The story's main character is Scout Finch, who is 6 years old when the story begins and 8 when it concludes. The girl learns about life in general and the people of her community — a small Alabama town called Maycomb — during the Great Depression. Her father, Atticus, is a lawyer. He does not make much money because his clients are poor. Scout lives with her father and older brother, Jem. Their mother is deceased, and the children are cared for by Calpurnia, a housekeeper, while their father works.
A young friend named Dill spends his summers next door and befriends Scout and Jem. The three discover mystery and fear in the elusive character of Boo Radley, a man locked away by his father because he was crazy, according to rumor.

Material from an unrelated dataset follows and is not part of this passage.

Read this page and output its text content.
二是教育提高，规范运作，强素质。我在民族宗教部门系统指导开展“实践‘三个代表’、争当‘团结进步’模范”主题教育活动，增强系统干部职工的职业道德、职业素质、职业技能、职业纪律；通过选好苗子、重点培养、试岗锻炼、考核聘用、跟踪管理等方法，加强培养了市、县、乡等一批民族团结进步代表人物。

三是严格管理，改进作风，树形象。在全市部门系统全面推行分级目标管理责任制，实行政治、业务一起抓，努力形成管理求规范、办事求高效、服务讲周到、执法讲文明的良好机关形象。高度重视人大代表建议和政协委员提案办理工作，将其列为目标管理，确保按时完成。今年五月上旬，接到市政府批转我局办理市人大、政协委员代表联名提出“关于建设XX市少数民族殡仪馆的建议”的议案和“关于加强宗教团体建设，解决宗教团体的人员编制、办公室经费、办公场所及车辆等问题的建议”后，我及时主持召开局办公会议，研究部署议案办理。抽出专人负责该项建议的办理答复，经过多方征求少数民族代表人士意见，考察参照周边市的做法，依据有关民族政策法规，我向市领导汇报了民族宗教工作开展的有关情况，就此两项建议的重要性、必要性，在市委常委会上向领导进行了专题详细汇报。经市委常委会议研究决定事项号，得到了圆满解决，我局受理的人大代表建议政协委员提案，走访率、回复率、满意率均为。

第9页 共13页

The story hinges on a controversial trial when Atticus agrees to defend a black man accused of raping a white woman. Over the span of 3 years, Scout is astounded by man's inhumanity to man. She learns that one person cannot truly understand another without first stepping into his or her shoes. She comes to understand that race, social standing or the spread of rumors cannot define a person. The innocence of the black man her father defended and the rescue of her brother by Boo Radley accent Scout's understanding.